Shortbread Cookies with Dried Fruit and White Chocolate

1          Cup Unsalted Butter (8 Ounces), Melted And Cooled To Room Temperature
¾         Cup Confectioner’s Sugar, Plus Additional for Dusting
1          Teaspoon Pure Vanilla Extract
2          Cups Sifted All-Purpose Unbleached Flour (King Arthur’s Is The Best)
½         Teaspoon Coarse Sea Salt
1         Cup Finely Chopped Dried Fruit (Apricots, Golden or Dark Raisins, Cranberries, Cherries, Figs, etc.)
½         Cup White Chocolate, Finely Chopped

Preheat oven to 325°F with the rack in the middle of the oven.

In a medium size bowl, whisk together the confectioner’s sugar, sifted flour and salt.

In the bowl of a standing mixer fitted with the paddle attachment, beat together the butter, vanilla and sugar/flour mixture on low speed until the dough comes together.
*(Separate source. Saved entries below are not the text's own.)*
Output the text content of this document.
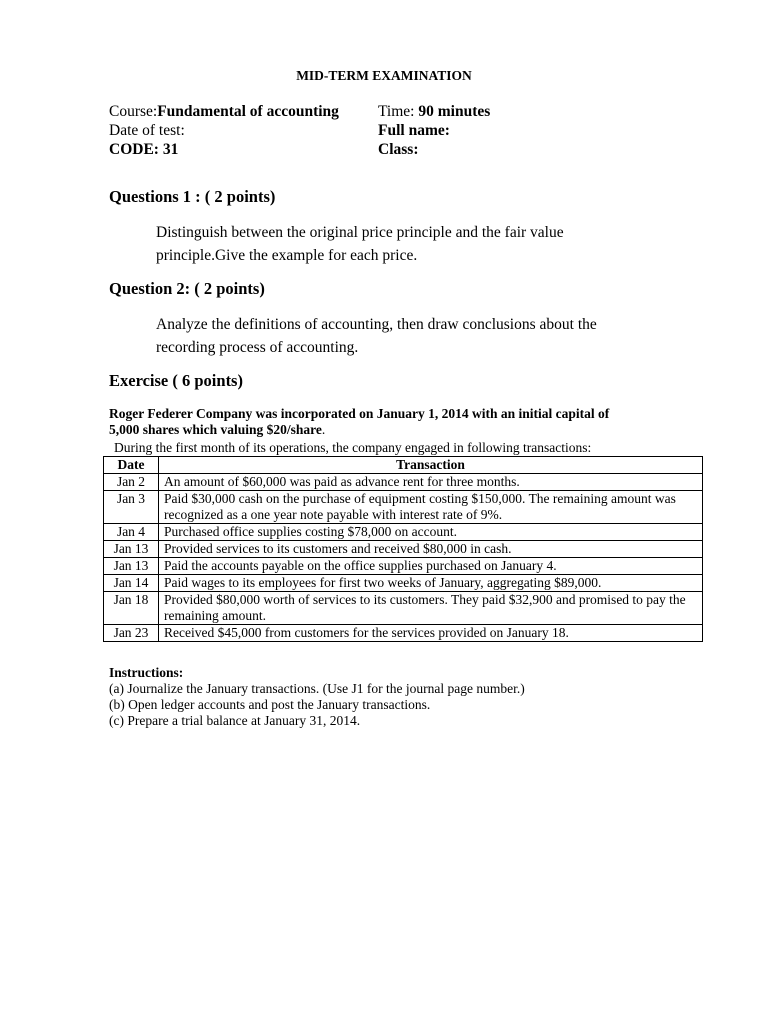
MID-TERM EXAMINATION
Course:Fundamental of accounting
Date of test:
CODE: 31
Time: 90 minutes
Full name:
Class:
Questions 1 : ( 2 points)
Distinguish between the original price principle and the fair value
principle.Give the example for each price.
Question 2: ( 2 points)
Analyze the definitions of accounting, then draw conclusions about the
recording process of accounting.
Exercise ( 6 points)
Roger Federer Company was incorporated on January 1, 2014 with an initial capital of
5,000 shares which valuing $20/share.
During the first month of its operations, the company engaged in following transactions:
Date	Transaction
Jan 2	An amount of $60,000 was paid as advance rent for three months.
Jan 3	Paid $30,000 cash on the purchase of equipment costing $150,000. The remaining amount was recognized as a one year note payable with interest rate of 9%.
Jan 4	Purchased office supplies costing $78,000 on account.
Jan 13	Provided services to its customers and received $80,000 in cash.
Jan 13	Paid the accounts payable on the office supplies purchased on January 4.
Jan 14	Paid wages to its employees for first two weeks of January, aggregating $89,000.
Jan 18	Provided $80,000 worth of services to its customers. They paid $32,900 and promised to pay the remaining amount.
Jan 23	Received $45,000 from customers for the services provided on January 18.
Instructions:
(a) Journalize the January transactions. (Use J1 for the journal page number.)
(b) Open ledger accounts and post the January transactions.
(c) Prepare a trial balance at January 31, 2014.
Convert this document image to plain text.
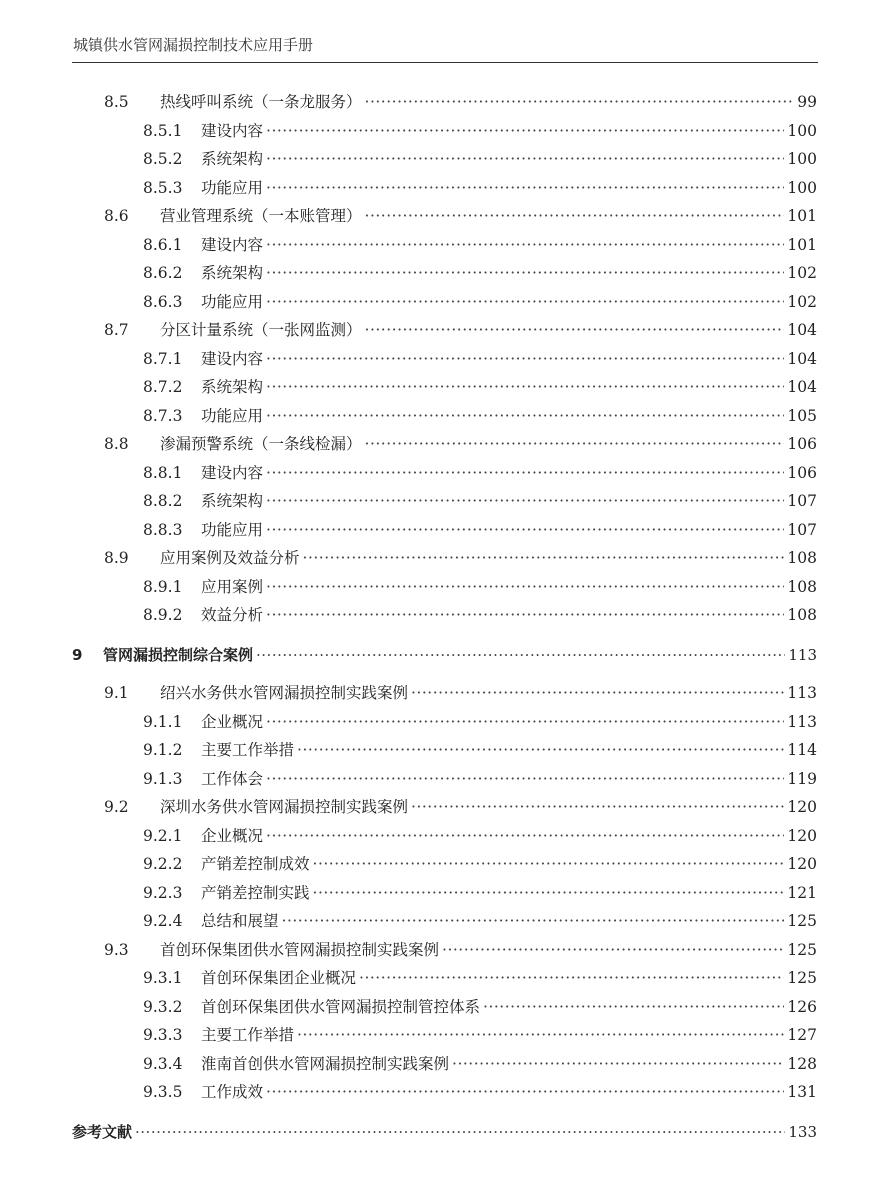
城镇供水管网漏损控制技术应用手册
8.5	热线呼叫系统（一条龙服务） ·····	99
8.5.1	建设内容 ·····	100
8.5.2	系统架构 ·····	100
8.5.3	功能应用 ·····	100
8.6	营业管理系统（一本账管理） ·····	101
8.6.1	建设内容 ·····	101
8.6.2	系统架构 ·····	102
8.6.3	功能应用 ·····	102
8.7	分区计量系统（一张网监测） ·····	104
8.7.1	建设内容 ·····	104
8.7.2	系统架构 ·····	104
8.7.3	功能应用 ·····	105
8.8	渗漏预警系统（一条线检漏） ·····	106
8.8.1	建设内容 ·····	106
8.8.2	系统架构 ·····	107
8.8.3	功能应用 ·····	107
8.9	应用案例及效益分析 ·····	108
8.9.1	应用案例 ·····	108
8.9.2	效益分析 ·····	108
9	管网漏损控制综合案例 ·····	113
9.1	绍兴水务供水管网漏损控制实践案例 ·····	113
9.1.1	企业概况 ·····	113
9.1.2	主要工作举措 ·····	114
9.1.3	工作体会 ·····	119
9.2	深圳水务供水管网漏损控制实践案例 ·····	120
9.2.1	企业概况 ·····	120
9.2.2	产销差控制成效 ·····	120
9.2.3	产销差控制实践 ·····	121
9.2.4	总结和展望 ·····	125
9.3	首创环保集团供水管网漏损控制实践案例 ·····	125
9.3.1	首创环保集团企业概况 ·····	125
9.3.2	首创环保集团供水管网漏损控制管控体系 ·····	126
9.3.3	主要工作举措 ·····	127
9.3.4	淮南首创供水管网漏损控制实践案例 ·····	128
9.3.5	工作成效 ·····	131
参考文献 ·····	133
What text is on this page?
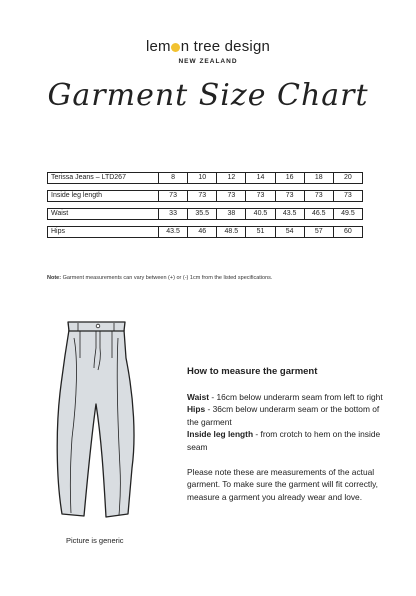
lem n tree design
NEW ZEALAND
Garment Size Chart
Terissa Jeans – LTD267	8	10	12	14	16	18	20

Inside leg length	73	73	73	73	73	73	73

Waist	33	35.5	38	40.5	43.5	46.5	49.5

Hips	43.5	46	48.5	51	54	57	60
Note: Garment measurements can vary between (+) or (-) 1cm from the listed specifications.
Picture is generic
How to measure the garment

Waist - 16cm below underarm seam from left to right
Hips - 36cm below underarm seam or the bottom of the garment
Inside leg length - from crotch to hem on the inside seam

Please note these are measurements of the actual garment. To make sure the garment will fit correctly, measure a garment you already wear and love.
Add the dried fruit and the white chocolate and mix gently until evenly distributed throughout the dough.

Transfer the dough to a 7”x11” tart pan with a removable bottom and evenly press the dough into the pan. (You can also use a 10” round tart pan with removable bottom.)

Bake for approximately 30 minutes or until pale golden and firm, turning the pan half way through the baking time. Remove from the oven and dust with powdered sugar while still warm. Let cool on a wire rack for 15 minutes. Remove the side of the pan and continue to cool for another 10 minutes. Cut into squares to the size of your liking and dust again with powdered sugar. Store cookies in an airtight container such as a cookie tin.